Adam Liptak NYT Sidebar column:

Political scientists say the conservative critique has a little merit, but not much. An analysis of voting patterns over the last decade shows Chief Justice Roberts to be well to the right of Justices Kennedy and Souter.

But a comparison of his votes with those of Justice Samuel A. Alito Jr., who was appointed by Mr. Bush in 2006, tells a slightly different story. The two started out ideologically indistinguishable. But Justice Alito has trended right, and Chief Justice Roberts left.
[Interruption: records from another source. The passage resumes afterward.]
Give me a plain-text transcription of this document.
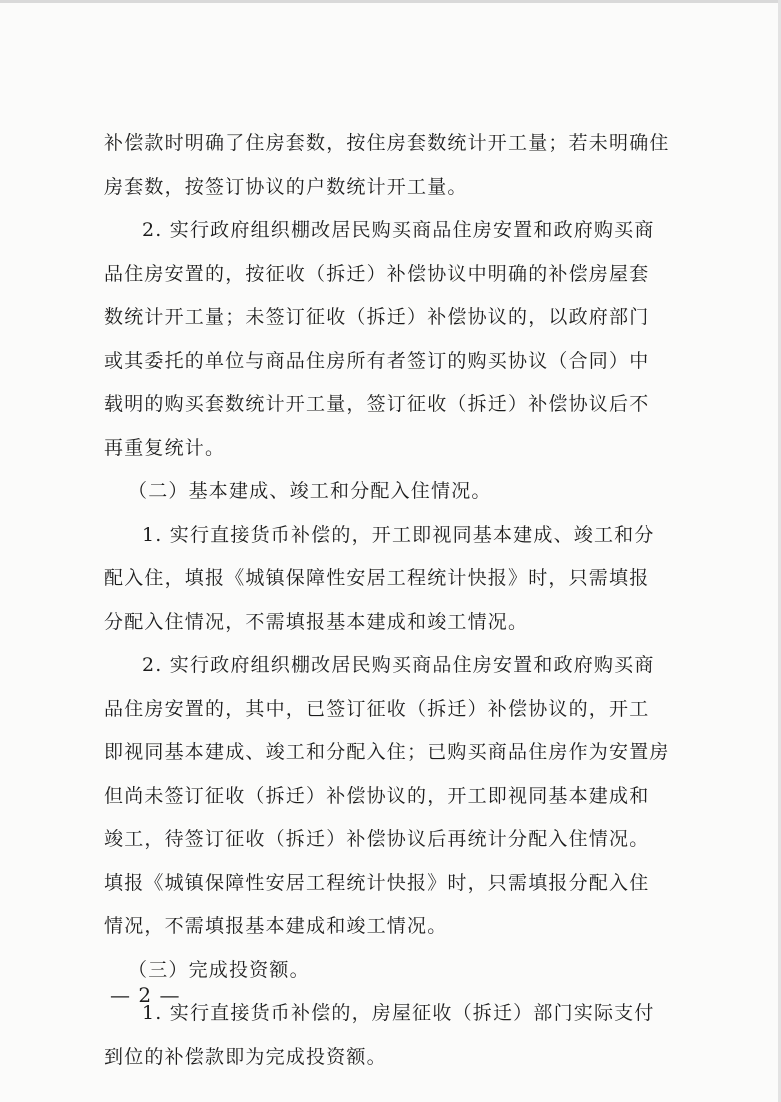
补偿款时明确了住房套数，按住房套数统计开工量；若未明确住
房套数，按签订协议的户数统计开工量。
2. 实行政府组织棚改居民购买商品住房安置和政府购买商
品住房安置的，按征收（拆迁）补偿协议中明确的补偿房屋套
数统计开工量；未签订征收（拆迁）补偿协议的，以政府部门
或其委托的单位与商品住房所有者签订的购买协议（合同）中
载明的购买套数统计开工量，签订征收（拆迁）补偿协议后不
再重复统计。
（二）基本建成、竣工和分配入住情况。
1. 实行直接货币补偿的，开工即视同基本建成、竣工和分
配入住，填报《城镇保障性安居工程统计快报》时，只需填报
分配入住情况，不需填报基本建成和竣工情况。
2. 实行政府组织棚改居民购买商品住房安置和政府购买商
品住房安置的，其中，已签订征收（拆迁）补偿协议的，开工
即视同基本建成、竣工和分配入住；已购买商品住房作为安置房
但尚未签订征收（拆迁）补偿协议的，开工即视同基本建成和
竣工，待签订征收（拆迁）补偿协议后再统计分配入住情况。
填报《城镇保障性安居工程统计快报》时，只需填报分配入住
情况，不需填报基本建成和竣工情况。
（三）完成投资额。
1. 实行直接货币补偿的，房屋征收（拆迁）部门实际支付
到位的补偿款即为完成投资额。
— 2 —
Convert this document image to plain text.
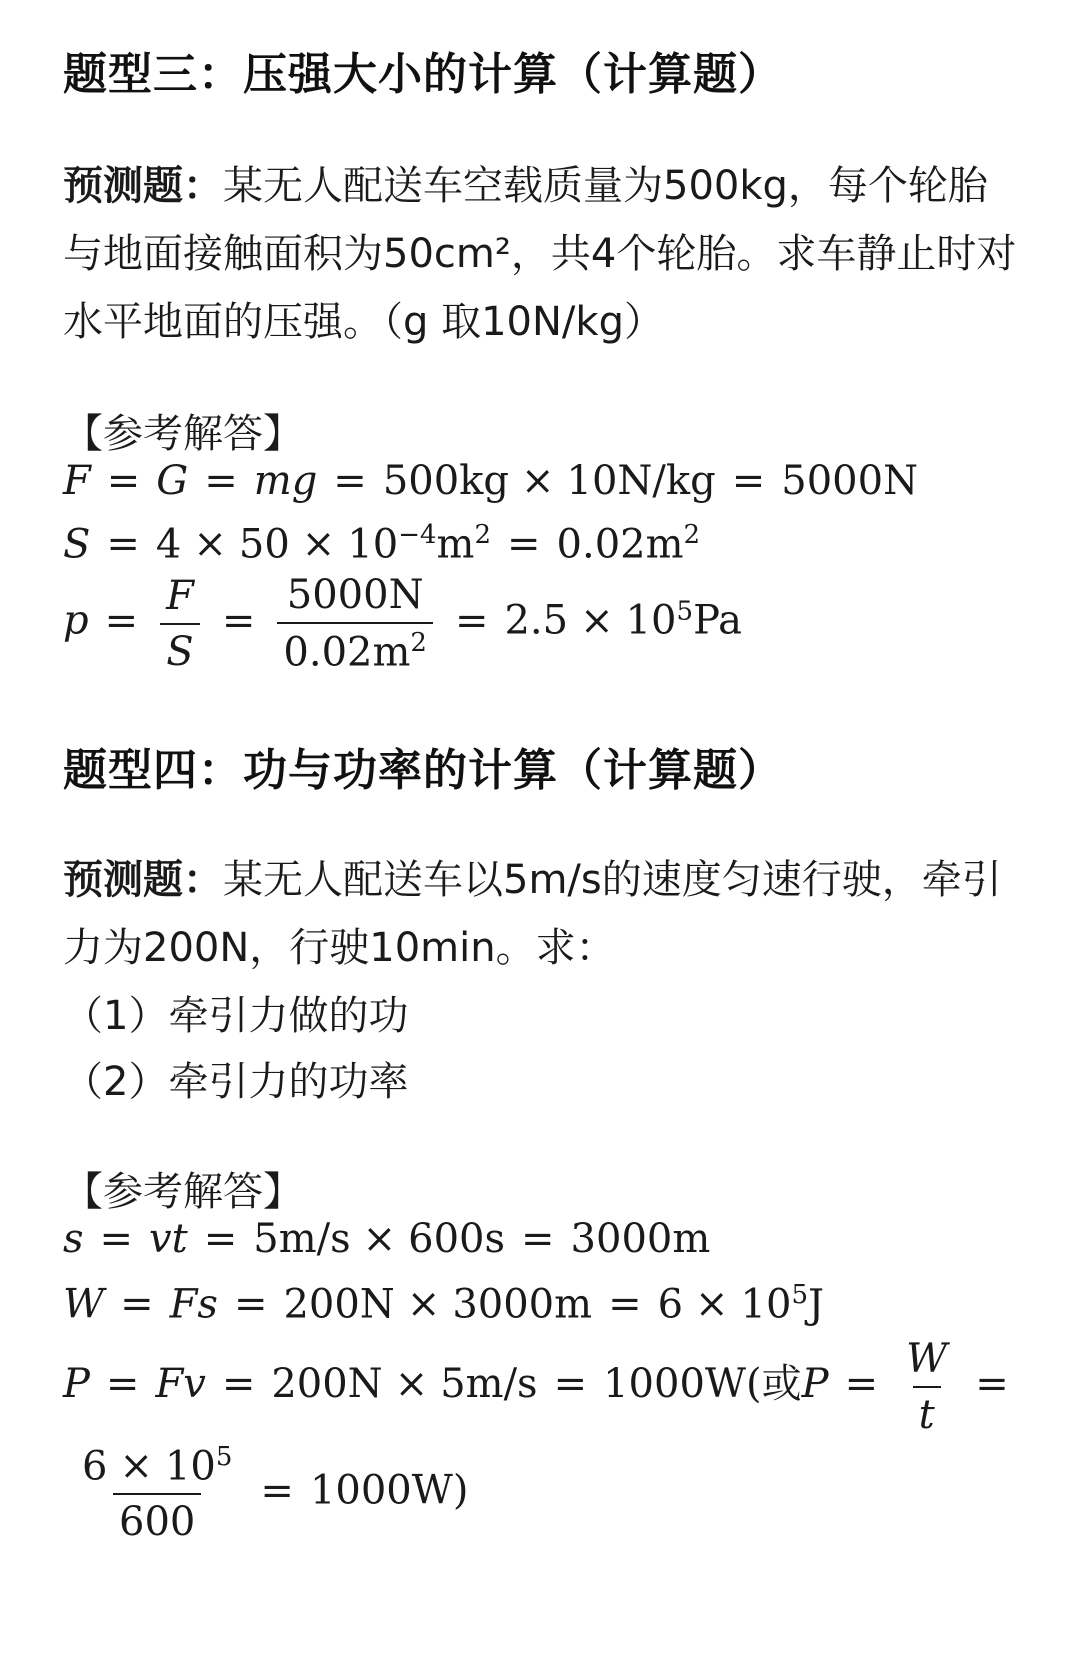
题型三：压强大小的计算（计算题）
预测题：某无人配送车空载质量为500kg，每个轮胎与地面接触面积为50cm²，共4个轮胎。求车静止时对水平地面的压强。（g 取10N/kg）
【参考解答】
F = G = mg = 500kg × 10N/kg = 5000N
$S = 4 \times 50 \times 10^{-4}m^2 = 0.02m^2$
$p = \frac{F}{S} = \frac{5000N}{0.02m^2} = 2.5 \times 10^5Pa$
题型四：功与功率的计算（计算题）
预测题：某无人配送车以5m/s的速度匀速行驶，牵引力为200N，行驶10min。求：
（1）牵引力做的功
（2）牵引力的功率
【参考解答】
s = vt = 5m/s × 600s = 3000m
$W = Fs = 200N \times 3000m = 6 \times 10^5J$
P = Fv = 200N × 5m/s = 1000W(或$P = \frac{W}{t}$ =
$\frac{6 \times 10^5}{600} = 1000W$)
A recent study in The Journal of Legal Studies and related data presented an even more nuanced picture. It ranked the justices in ideological order and was prepared by Lee Epstein, a law professor and political scientist at Washington University in St. Louis; William M. Landes, a law professor and economist at the University of Chicago; and Judge Richard A. Posner of the United States Court of Appeals for the Seventh Circuit in Chicago.

They found that Chief Justice Roberts voted in a conservative direction 58 percent of the time over the last decade, while Justices Alito, Antonin Scalia and Clarence Thomas ranged from 61 to 65 percent.

But the chief justice leaned right when it mattered most. “He is a reliable conservative in the most closely contested cases but moderate when his vote cannot change the outcome,” the study said.

In 5-to-4 cases, the study found, Chief Justice Roberts voted in a conservative direction 85 percent of the time, a higher rate than that of any other member of the court.